Kino in Leipzig ist ... männlich

[ 30.09.2009 ] PLAYER wird 10! Aus diesem Anlaß stellen wir unsere Partner, die Leipziger Kinomacher, in einem gemeinsamen Gespräch vor. Nach den Damen im September-Heft sind nun die Herren dran. PLAYER sprach mit August Geyler (FilmkunstSommertour/Neue Eigentlichkeit), Rainer Weber (CineStar), Michael Ludwig (LURU-Kino, vormals Schaubühne Lindenfels), Veit Geldner (Cinémathèque) und Holger Zigan (Cineding).

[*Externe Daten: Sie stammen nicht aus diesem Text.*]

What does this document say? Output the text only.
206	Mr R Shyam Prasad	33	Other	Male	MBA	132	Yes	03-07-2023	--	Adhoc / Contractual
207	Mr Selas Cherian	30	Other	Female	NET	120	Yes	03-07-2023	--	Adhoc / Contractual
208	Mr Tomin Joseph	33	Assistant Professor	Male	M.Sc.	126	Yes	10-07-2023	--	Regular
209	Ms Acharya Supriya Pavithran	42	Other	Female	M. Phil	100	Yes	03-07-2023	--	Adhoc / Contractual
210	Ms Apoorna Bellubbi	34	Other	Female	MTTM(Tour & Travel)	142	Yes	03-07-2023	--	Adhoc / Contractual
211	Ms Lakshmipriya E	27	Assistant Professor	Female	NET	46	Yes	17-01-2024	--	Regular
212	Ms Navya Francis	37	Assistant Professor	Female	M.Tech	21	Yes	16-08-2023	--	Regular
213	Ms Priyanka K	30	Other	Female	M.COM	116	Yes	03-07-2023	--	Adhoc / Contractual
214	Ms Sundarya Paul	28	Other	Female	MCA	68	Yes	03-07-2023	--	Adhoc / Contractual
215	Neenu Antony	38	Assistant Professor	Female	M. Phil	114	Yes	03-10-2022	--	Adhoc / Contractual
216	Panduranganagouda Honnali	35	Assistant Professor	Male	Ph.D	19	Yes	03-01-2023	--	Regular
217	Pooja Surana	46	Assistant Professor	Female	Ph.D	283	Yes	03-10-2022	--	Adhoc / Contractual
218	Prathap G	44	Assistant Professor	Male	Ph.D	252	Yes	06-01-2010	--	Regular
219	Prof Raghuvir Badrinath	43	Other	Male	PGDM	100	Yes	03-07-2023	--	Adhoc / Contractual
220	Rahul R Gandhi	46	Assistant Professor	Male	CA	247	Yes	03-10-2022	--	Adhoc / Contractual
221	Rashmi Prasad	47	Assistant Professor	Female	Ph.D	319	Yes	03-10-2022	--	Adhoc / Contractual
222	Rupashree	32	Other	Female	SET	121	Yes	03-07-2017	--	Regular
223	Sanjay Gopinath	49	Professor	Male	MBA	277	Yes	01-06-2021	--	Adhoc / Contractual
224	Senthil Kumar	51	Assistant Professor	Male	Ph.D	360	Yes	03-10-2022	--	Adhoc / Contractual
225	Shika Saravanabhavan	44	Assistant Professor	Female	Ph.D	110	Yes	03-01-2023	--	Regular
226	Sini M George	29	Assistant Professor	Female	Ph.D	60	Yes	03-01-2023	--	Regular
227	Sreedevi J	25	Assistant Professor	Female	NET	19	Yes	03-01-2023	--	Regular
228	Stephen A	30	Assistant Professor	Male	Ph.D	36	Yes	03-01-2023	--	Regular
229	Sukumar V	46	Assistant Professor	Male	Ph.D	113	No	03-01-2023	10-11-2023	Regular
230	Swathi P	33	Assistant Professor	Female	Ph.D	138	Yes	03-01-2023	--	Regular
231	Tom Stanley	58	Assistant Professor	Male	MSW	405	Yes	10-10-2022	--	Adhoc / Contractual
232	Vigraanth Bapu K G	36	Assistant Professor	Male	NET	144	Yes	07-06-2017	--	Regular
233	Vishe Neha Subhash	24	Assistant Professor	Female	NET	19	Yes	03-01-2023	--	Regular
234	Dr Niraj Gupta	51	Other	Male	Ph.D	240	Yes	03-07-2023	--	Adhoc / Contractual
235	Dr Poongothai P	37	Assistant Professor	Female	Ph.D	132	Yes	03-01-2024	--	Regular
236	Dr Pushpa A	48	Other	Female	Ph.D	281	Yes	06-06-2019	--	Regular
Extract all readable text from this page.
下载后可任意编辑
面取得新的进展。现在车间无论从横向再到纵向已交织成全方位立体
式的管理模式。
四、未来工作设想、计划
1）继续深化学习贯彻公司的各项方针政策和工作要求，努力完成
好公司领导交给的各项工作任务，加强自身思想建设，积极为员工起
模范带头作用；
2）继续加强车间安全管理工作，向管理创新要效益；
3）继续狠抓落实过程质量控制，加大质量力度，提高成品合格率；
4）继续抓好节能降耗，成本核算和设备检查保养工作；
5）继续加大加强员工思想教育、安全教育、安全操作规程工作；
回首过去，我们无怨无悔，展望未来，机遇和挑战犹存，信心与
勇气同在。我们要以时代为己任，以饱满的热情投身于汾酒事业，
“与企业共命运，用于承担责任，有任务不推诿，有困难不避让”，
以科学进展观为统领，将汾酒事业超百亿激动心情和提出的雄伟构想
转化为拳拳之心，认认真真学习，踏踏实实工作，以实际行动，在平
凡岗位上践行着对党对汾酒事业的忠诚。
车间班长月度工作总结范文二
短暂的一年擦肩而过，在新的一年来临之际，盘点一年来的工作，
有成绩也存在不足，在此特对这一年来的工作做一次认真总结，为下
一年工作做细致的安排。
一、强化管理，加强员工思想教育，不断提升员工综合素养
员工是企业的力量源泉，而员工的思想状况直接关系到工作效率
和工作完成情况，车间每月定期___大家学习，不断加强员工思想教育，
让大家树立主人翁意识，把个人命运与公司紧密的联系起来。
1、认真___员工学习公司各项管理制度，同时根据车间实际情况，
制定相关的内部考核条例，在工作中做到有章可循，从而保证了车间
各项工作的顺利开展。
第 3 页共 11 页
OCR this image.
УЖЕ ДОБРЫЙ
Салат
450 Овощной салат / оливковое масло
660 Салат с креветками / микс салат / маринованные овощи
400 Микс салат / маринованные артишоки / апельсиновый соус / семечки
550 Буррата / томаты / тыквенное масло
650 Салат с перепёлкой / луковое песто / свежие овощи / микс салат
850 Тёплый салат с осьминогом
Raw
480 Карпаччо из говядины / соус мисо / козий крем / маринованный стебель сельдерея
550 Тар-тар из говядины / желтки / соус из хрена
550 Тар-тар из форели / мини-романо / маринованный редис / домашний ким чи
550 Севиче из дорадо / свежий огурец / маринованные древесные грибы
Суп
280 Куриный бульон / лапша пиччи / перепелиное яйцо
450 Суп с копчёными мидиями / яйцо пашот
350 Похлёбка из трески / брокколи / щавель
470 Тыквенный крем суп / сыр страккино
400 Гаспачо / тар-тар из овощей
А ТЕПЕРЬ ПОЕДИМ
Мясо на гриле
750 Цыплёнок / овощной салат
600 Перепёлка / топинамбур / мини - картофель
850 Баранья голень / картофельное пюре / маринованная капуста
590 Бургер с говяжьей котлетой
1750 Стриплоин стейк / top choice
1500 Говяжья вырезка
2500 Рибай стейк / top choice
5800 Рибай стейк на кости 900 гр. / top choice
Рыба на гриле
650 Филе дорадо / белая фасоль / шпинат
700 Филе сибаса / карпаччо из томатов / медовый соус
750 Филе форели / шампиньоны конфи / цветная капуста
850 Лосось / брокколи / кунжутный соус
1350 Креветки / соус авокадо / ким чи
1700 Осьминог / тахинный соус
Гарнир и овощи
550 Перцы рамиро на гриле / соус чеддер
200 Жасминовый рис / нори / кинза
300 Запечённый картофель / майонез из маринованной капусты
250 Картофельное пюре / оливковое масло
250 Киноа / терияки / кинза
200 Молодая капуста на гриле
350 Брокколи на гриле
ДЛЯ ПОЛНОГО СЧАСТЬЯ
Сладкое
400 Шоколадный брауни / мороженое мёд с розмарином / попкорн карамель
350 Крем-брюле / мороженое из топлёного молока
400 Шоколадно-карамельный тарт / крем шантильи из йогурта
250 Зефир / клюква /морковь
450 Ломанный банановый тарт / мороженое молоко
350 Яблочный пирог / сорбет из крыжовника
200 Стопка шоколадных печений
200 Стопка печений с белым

Michael Vehnor (Regina-Palast) und Torsten Schenk (UCI Nova Eventis) waren verhindert.



Wie ist es in Leipzig, Kino zu machen?

ML: Schwer ist es, glaube ich, überall. Aber der Leipziger Kinogänger ist nachweislich ein bißchen fauler als der Dresdner oder Hamburger. Oder wählerischer! Und er schafft es bisweilen schwer aus der Innenstadt ... Aber dennoch macht es schon Spaß hier, auch weil der Markt recht überschaubar ist.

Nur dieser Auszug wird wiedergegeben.